Shapiro got her start when the discipline was still young. Analyzing ancient DNA was barely possible until the advent, three decades ago, of a gene- amplifying process called polymerase chain reaction. Although PCR is still in use, the emergence of next-generation sequencing (NGS) technology reinvigorated the field. This newer technique homes in on the genetic molecules of interest and can work with even the smallest shreds of DNA; it also costs less and produces reams of data that can be crunched with computational approaches.

“We can use… information to make predictions and plans about what to do for species that are being affected by climate change today.”

“NGS is a huge advance. We’ve been able to get DNA from older bones than we ever thought possible, and we have begun to get DNA from unlikely places like hot tropical sites,” said Shapiro.

The genetic material from older specimens and warmer sites tends to be the most fragmented and difficult to reconstruct. even with NGS and frozen DNA, the task is challenging. DNA is easily damaged. Mutations accumulate during a lifetime, and after death, DNA succumbs to water damage, oxidation, bacterial decay, UV light and other elements. (Thus Jurassic Park is off the table–dinosaur DNA has completely disintegrated.)

Contamination is another technically demanding issue. Ground-up mammoth bone, for example, contains DNA from all sorts of sources, including bacteria, fungi, and other organisms that colonized the bone–and sometimes the genetic material of the people who handled it in the field or in the lab. In fact, many of the first scientific claims for ancient DNA sequences turned out to be sequences from modern humans instead.

Age of extinction

“Contamination is easier to detect now and we have good techniques and protocols to prevent it during excavation and transfer to the lab. But it’s still difficult to distinguish host from non-host DNA,” Shapiro said.

The ice age

Shapiro’s discoveries have overturned a few ideas. It turns out that late Pleistocene extinctions started earlier and lasted longer than previously realized. Many species began to decline about 40,000 to 35,000 years ago in a warmer interglacial period, significantly before the coldest temperatures, and long before humans arrived in the area around 14,000 to 12,000 years ago. While human hunting likely weakened the already small and genetically constricted populations, it did not set off the chain of events as one theory suggested.

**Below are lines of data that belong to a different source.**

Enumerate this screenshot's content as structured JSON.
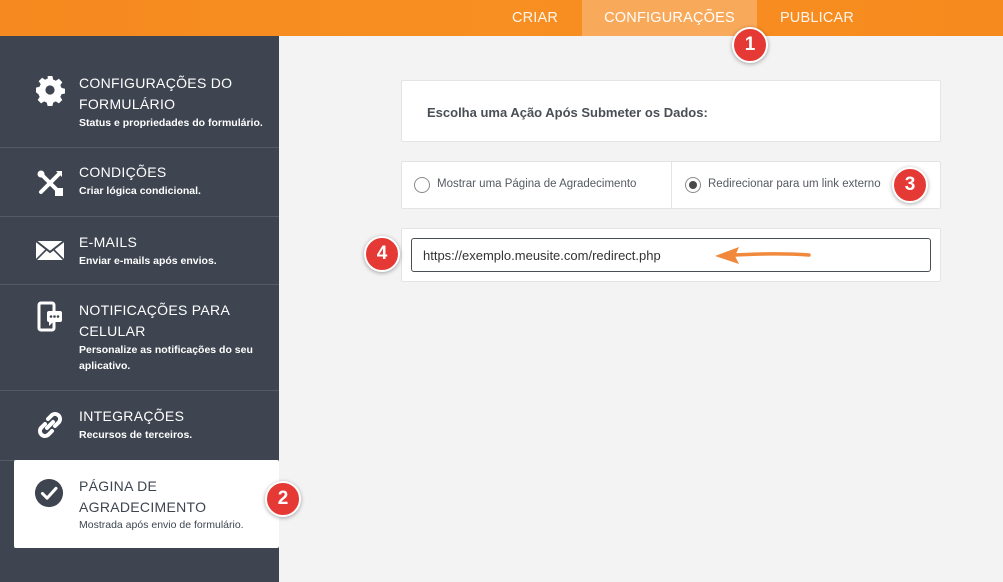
{
  "topbar": {
    "tabs": [
      {
        "label": "CRIAR"
      },
      {
        "label": "CONFIGURAÇÕES"
      },
      {
        "label": "PUBLICAR"
      }
    ]
  },
  "sidebar": {
    "items": [
      {
        "title_line1": "CONFIGURAÇÕES DO",
        "title_line2": "FORMULÁRIO",
        "subtitle": "Status e propriedades do formulário.",
        "icon": "gear-icon"
      },
      {
        "title_line1": "CONDIÇÕES",
        "subtitle": "Criar lógica condicional.",
        "icon": "conditions-icon"
      },
      {
        "title_line1": "E-MAILS",
        "subtitle": "Enviar e-mails após envios.",
        "icon": "envelope-icon"
      },
      {
        "title_line1": "NOTIFICAÇÕES PARA",
        "title_line2": "CELULAR",
        "subtitle_line1": "Personalize as notificações do seu",
        "subtitle_line2": "aplicativo.",
        "icon": "mobile-notification-icon"
      },
      {
        "title_line1": "INTEGRAÇÕES",
        "subtitle": "Recursos de terceiros.",
        "icon": "link-icon"
      },
      {
        "title_line1": "PÁGINA DE",
        "title_line2": "AGRADECIMENTO",
        "subtitle": "Mostrada após envio de formulário.",
        "icon": "checkmark-circle-icon"
      }
    ]
  },
  "main": {
    "action_title": "Escolha uma Ação Após Submeter os Dados:",
    "options": [
      {
        "label": "Mostrar uma Página de Agradecimento",
        "selected": false
      },
      {
        "label": "Redirecionar para um link externo",
        "selected": true
      }
    ],
    "url_value": "https://exemplo.meusite.com/redirect.php"
  },
  "annotations": {
    "badges": [
      "1",
      "2",
      "3",
      "4"
    ],
    "badge_color": "#e53935",
    "arrow_color": "#f0893c"
  },
  "colors": {
    "accent": "#f78a1e",
    "sidebar_bg": "#3e4550"
  }
}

Researchers compare the amount of genetic diversity in a species over time by sequencing DNA from living animals as well as those that lived at different time periods. lots of diversity correlates with big populations, while less diversity means small populations.

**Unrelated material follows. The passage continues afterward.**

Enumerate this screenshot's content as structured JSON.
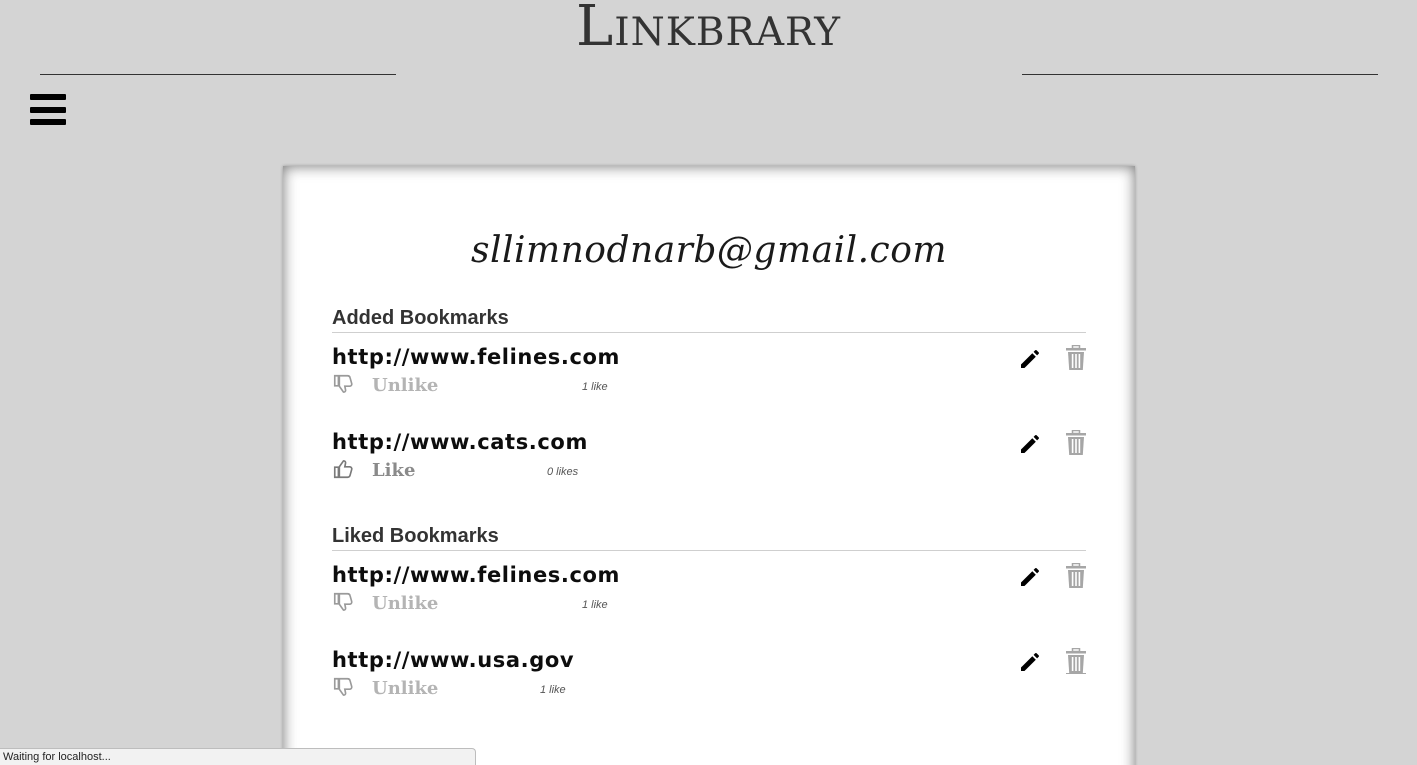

“We’re learning from hard empirical evidence. one thing we see is that species did not respond to climatic stress in the same way as each other,” Shapiro said. The wooly rhino, wild horses, and mammoths went extinct. But caribou, bison, and musk ox survived, although they experienced a drastic drop in genetic diversity.

All these megafauna actually thrived in cold periods. Perhaps the warm interglacial and post-ice-age periods caused the most strain, Shapiro suggested, favoring species that were better able to move between patches of suitable habitat–as habitat, too, shifted in response to climate fluctuations.

Shapiro keeps returning to the site of this huge natural experiment–next year she’ll bring undergraduates on a new, every-other-summer, UCSC Arctic ecology field course–unearthing the past, in part to contribute to making sound conservation decisions for the future.

“Genetic diversity is disappearing from this planet at an astounding rate,” said David Haussler, UC Santa Cruz distinguished professor of biomolecular engineering and co-founder of the Genome 10K Project that Shapiro is now a leader of. “Beth is just the kind of charismatic thought leader we need right now to help forge the way forward. She is totally unafraid of new ideas, and brilliant enough to make them work.”